I truffatori, rubando le foto sulla Rete, fingono di essere, infatti, dei militari avvenenti in zone di guerra o belli imprenditori in posti lontani con posizioni in ogni caso sempre di primo livello. Il fine ultimo è quello di far sentire la vittima protetta, al sicuro, con la sensazione di essere tornata a vivere grazie a una storia d’amore proiettata nel futuro. Nel 2021 le somme sottratte alle vittime ignare ammontavano a 4 milioni e mezzo. Anche in questo caso le persone coinvolte aspettano molto tempo prima di denunciare, intrise in tutto e per tutto in una storia che credevano vera e che vedono smaterializzarsi. La polizia postale (https://www.commissariatodips.it/consigli/per-i-cittadini-e-i-ragazzi/truffe-romantiche-romance-scam/index.html) suggerisce prima di iniziare una conversazione online con una persona di fare una semplice ricerca del nome e delle immagini del profilo, di diffidare da coloro che inviano messaggi con un italiano sgrammaticato, di non fidarsi di chi chiede insistentemente denaro e infine di denunciare ciò che sta accadendo e non pagare mai nessuna somma di denaro.
Hate speech
Nel rapporto della polizia postale vengono sottolineate le specifiche iniziative rivolte all’attività di prevenzione e contrasto al fenomeno dell’hate speech, l’atto intimidatorio condito dal linguaggio d’odio diffuso sui social. A partire dai servizi di monitoraggio dei vari canali di diffusione, come siti web, piattaforme digitali, profili e pagine presenti sui social network come Facebook, Twitter, Instagram, Telegram, Pinterest e Youtube. Come si legge nel mensile ufficiale della polizia di stato, “Polizia Moderna” (2020), “Quando l’odio diventa reato, caratteristiche e normativa al contrasto degli hate crimes”, ’espansione del Web e l’avvento dei social hanno reso la comunicazione sempre più immediata a livello globale, ma il terreno è fertile anche per i discorso d’odio. L’odio online è permanente nel tempo, infatti il discorso d’odio resta online praticamente per sempre, con un rischio sempre più elevato di effetti dannosi. Inoltre, è proprio l’architettura delle piattaforme web a influenzare molto la dinamica della diffusione. Un contenuto rimosso può apparire in un’altra forma, con nome e titolo cambiati postati altrove. Infine, l’odio online è associato all’idea di anonimato e impunità, tipiche della modalità di interazione sui social network. La natura stessa del Web ha reso indispensabile un approccio su base internazionale.

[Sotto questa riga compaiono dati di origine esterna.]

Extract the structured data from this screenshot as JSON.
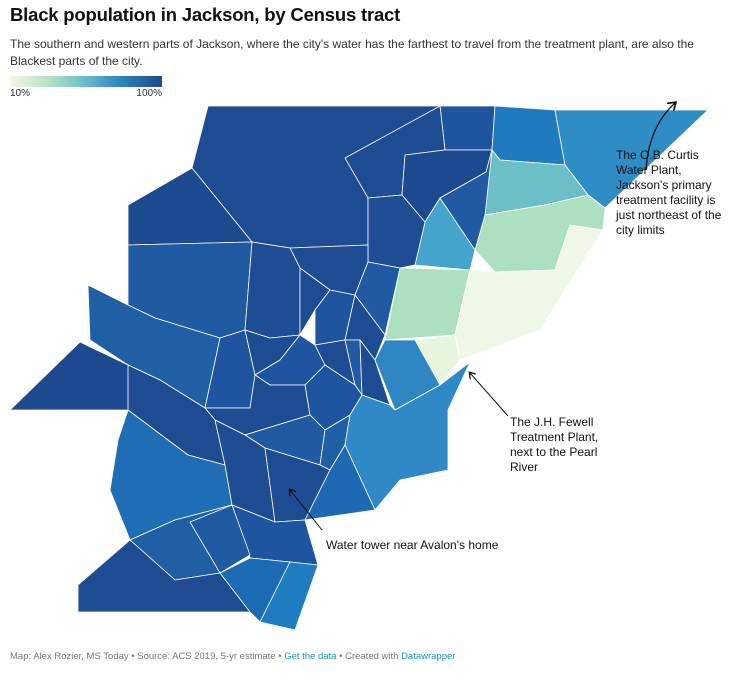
{
  "header": {
    "title": "Black population in Jackson, by Census tract",
    "subtitle": "The southern and western parts of Jackson, where the city's water has the farthest to travel from the treatment plant, are also the Blackest parts of the city."
  },
  "legend": {
    "min_label": "10%",
    "max_label": "100%",
    "color_scale": [
      "#f1f9e8",
      "#b5e4c4",
      "#6cc1c8",
      "#2d86c1",
      "#1c4a8f"
    ]
  },
  "annotations": {
    "ob_curtis": "The O.B. Curtis Water Plant, Jackson's primary treatment facility is just northeast of the city limits",
    "jh_fewell": "The J.H. Fewell Treatment Plant, next to the Pearl River",
    "water_tower": "Water tower near Avalon's home"
  },
  "footer": {
    "credit": "Map: Alex Rozier, MS Today • Source: ACS 2019, 5-yr estimate • ",
    "get_data": "Get the data",
    "separator": " • Created with ",
    "datawrapper": "Datawrapper"
  },
  "colors": {
    "darkest": "#1c4a8f",
    "dark": "#1f5da3",
    "mid_dark": "#2a80bf",
    "mid": "#47a6c9",
    "teal": "#6cbfc6",
    "light_green": "#ace0be",
    "pale": "#eef7e5"
  }
}
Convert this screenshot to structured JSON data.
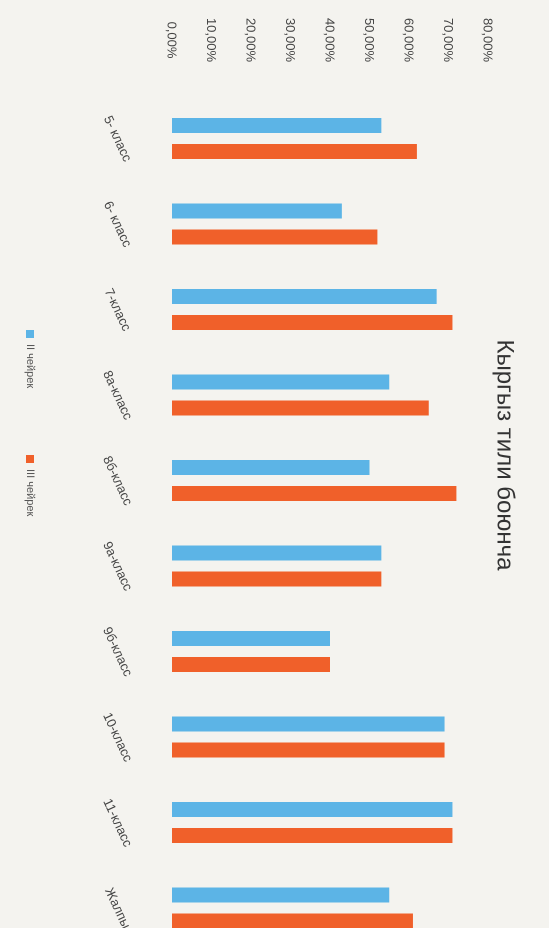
{
  "chart_data": {
    "type": "bar",
    "orientation": "horizontal",
    "title": "Кыргыз тили боюнча",
    "xlabel": "",
    "ylabel": "",
    "xlim": [
      0,
      80
    ],
    "ticks": [
      "0,00%",
      "10,00%",
      "20,00%",
      "30,00%",
      "40,00%",
      "50,00%",
      "60,00%",
      "70,00%",
      "80,00%"
    ],
    "categories": [
      "5- класс",
      "6- класс",
      "7-класс",
      "8а-класс",
      "8б-класс",
      "9а-класс",
      "9б-класс",
      "10-класс",
      "11-класс",
      "Жалпы"
    ],
    "series": [
      {
        "name": "II чейрек",
        "color": "#5cb4e6",
        "values": [
          53,
          43,
          67,
          55,
          50,
          53,
          40,
          69,
          71,
          55
        ]
      },
      {
        "name": "III чейрек",
        "color": "#f0602a",
        "values": [
          62,
          52,
          71,
          65,
          72,
          53,
          40,
          69,
          71,
          61
        ]
      }
    ],
    "grid": false,
    "legend_position": "bottom"
  }
}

Nel maggio 2016 è stato sottoscritto dalla commissione europea, insieme a Facebook, Microsoft, Twitter e YouTube, il “codice di condotta per lottare contro le forme illegali di incitamento all’odio online”. Un impegno per le aziende informatiche per contrastare i contenuti di incitamento all’odio razziale, xenofobo e omofobico. Il servizio polizia postale e delle comunicazioni e la Digos di Roma hanno portato avanti un’attività di indagine che ha portato alla denuncia di 50 utenti e alla custodia cautelare in carcere di quattro promotori della sezione italiana del sito internet (www.stormfront.org), gestito negli Usa da appartenenti all’estrema destra suprematista, definito come il più grande portale di odio al mondo. Nel sito, tra le altre cose, le liste di proscrizione di ebrei italiani, filmati negazionisti dell’Olocausto e di esaltazione del Terzo Reich, documenti su presunti complotti giudaici.